By April 8, King realized that he was in trouble. The press had already pounced on the five-cent piece remark. “I feel very sorry about this unnecessary break,” King wrote. “I can see wherein the Tories intend to misrepresent it as meaning not a cent for unemployment & not a cent to a Tory province for anything. It may afford a chance on the public platform for me to show how I
am seeking to guard expenditure, & I believe will appeal to the people when limited to unemployment, as most persons get nothing therefrom.”
These internal musings demonstrate how out of touch the Prime Minister was with the realities of the Depression. In the cities and the small towns, housewives had become accustomed to – and appalled by – the steady stream of shabby young men knocking at their back doors, asking for a handout. Everybody except those in the top echelons of society was affected by unemployment. Few (except the same top echelons) wanted the government to pinch pennies when jobless men were going hungry. The cries for a national conference on unemployment had been so strident that King in his circumlocutory way was forced to back into one.

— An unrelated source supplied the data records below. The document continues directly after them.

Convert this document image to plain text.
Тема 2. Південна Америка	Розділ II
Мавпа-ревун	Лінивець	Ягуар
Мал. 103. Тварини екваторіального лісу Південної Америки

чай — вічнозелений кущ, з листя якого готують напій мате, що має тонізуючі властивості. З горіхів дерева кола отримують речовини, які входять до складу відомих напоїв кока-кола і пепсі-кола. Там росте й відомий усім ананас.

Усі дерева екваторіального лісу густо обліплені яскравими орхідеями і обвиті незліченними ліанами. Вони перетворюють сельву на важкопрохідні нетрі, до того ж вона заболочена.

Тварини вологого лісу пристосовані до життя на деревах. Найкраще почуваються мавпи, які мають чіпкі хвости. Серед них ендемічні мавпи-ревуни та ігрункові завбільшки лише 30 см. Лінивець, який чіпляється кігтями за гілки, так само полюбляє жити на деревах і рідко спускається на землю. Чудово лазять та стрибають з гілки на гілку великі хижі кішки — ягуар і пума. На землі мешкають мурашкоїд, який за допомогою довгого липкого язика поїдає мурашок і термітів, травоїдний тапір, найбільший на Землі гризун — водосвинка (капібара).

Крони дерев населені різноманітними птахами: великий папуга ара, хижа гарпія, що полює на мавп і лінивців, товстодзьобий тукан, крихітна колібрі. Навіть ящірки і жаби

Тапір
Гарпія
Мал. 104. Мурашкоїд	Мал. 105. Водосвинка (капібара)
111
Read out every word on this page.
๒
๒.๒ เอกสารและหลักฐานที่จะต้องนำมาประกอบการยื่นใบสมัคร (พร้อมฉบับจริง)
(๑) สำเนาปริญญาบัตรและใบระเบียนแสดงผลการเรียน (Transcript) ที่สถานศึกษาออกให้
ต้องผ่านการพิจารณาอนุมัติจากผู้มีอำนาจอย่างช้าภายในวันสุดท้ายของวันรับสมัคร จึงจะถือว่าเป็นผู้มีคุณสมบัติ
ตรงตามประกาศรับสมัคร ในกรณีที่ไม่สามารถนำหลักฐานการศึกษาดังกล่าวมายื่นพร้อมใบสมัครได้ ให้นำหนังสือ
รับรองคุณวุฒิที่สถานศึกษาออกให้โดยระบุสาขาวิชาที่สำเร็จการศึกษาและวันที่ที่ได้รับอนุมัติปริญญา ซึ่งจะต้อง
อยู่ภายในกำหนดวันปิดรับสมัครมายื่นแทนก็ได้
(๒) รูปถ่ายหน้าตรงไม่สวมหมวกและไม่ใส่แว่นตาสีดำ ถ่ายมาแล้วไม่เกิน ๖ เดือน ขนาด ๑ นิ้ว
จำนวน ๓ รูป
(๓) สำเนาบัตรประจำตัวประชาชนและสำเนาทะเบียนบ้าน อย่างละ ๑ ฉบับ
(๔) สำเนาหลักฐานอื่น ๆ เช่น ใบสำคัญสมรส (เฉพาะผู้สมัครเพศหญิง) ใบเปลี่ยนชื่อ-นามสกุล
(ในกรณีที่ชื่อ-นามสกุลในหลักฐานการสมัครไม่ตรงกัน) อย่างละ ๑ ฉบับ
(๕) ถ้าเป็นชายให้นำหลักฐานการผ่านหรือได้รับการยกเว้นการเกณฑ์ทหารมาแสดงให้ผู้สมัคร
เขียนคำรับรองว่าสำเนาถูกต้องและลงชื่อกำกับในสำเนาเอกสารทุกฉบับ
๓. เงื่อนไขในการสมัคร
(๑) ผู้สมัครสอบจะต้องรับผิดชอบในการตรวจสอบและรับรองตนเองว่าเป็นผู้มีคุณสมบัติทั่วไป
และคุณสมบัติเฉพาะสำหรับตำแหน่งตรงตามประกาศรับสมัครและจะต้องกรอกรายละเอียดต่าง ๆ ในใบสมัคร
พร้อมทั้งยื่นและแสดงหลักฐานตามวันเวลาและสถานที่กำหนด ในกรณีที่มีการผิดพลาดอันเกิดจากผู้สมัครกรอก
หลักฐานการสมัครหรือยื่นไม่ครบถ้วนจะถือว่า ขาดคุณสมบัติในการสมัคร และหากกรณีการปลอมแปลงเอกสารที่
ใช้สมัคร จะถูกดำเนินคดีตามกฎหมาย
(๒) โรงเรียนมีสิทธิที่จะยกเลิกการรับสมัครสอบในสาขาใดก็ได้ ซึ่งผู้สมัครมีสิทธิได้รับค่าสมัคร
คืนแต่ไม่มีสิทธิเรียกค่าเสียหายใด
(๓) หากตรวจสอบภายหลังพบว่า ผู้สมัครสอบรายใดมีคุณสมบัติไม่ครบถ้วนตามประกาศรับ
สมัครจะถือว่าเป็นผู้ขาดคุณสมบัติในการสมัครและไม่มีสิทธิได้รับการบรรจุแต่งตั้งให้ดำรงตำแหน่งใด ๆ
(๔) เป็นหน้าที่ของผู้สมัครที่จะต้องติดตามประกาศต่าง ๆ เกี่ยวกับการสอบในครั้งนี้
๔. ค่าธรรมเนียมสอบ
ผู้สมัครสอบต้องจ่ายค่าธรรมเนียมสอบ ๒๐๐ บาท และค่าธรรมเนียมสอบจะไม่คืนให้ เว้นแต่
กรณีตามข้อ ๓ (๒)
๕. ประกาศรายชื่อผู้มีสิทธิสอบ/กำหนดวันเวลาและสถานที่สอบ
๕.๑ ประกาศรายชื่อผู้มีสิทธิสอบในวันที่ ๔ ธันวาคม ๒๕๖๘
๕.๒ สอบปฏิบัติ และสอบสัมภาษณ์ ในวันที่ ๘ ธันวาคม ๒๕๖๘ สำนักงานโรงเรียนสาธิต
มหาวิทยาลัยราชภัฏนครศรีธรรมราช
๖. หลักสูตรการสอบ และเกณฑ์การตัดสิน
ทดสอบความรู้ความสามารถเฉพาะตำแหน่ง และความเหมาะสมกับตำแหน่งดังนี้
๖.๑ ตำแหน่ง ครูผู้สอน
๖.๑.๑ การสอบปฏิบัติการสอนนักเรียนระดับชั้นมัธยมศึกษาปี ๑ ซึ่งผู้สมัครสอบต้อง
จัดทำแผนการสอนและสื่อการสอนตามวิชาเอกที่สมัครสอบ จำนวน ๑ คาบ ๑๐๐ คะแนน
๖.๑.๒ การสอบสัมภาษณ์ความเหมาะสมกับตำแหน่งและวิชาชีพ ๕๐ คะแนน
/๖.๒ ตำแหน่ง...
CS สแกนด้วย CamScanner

Since the government didn’t want to be seen to reverse its policy, it called for a dominion-provincial conference on immigration at which time the unemployment situation could also be discussed. It never took place because King decided in May to call an election. It was the very worst time to go to the country, but the Prime Minister didn’t seem to realize that. The campaign would begin in June. Election Day would be July 30. Mackenzie King was certain he would win.
When he went to the polls in the summer of 1930, William Lyon Mackenzie King had been Prime Minister of Canada for the best part of nine years. He was fifty-six, at the mid-point in his career, and, although he would never admit it, as healthy as a horse. For King was a monumental hypochondriac. To read the despairing comments in his diary about his condition, one would think he was poised on the brink of a breakdown from exhaustion or nervous tension.
“It must be a brain fatigue greater than I imagine” (February 1, 1927). “Too fatigued to do my work properly” (January 23, 1929). “My brain was fagged out …” (October 17, 1929). The litany of complaint is unending: “tired and strained” … “excessively weak and faint” … “fatigued and exhausted.”
King portrayed himself, to himself, as a man all but crushed by
the burden of office, with no one at his side to help shoulder the load, yet gamely prepared to sacrifice his health and well-being for the good of the Party and the nation. “It is hard not to get discouraged with the load I have to carry so largely alone,” he wrote early in 1929, adding, “I am determined to keep up if I can.”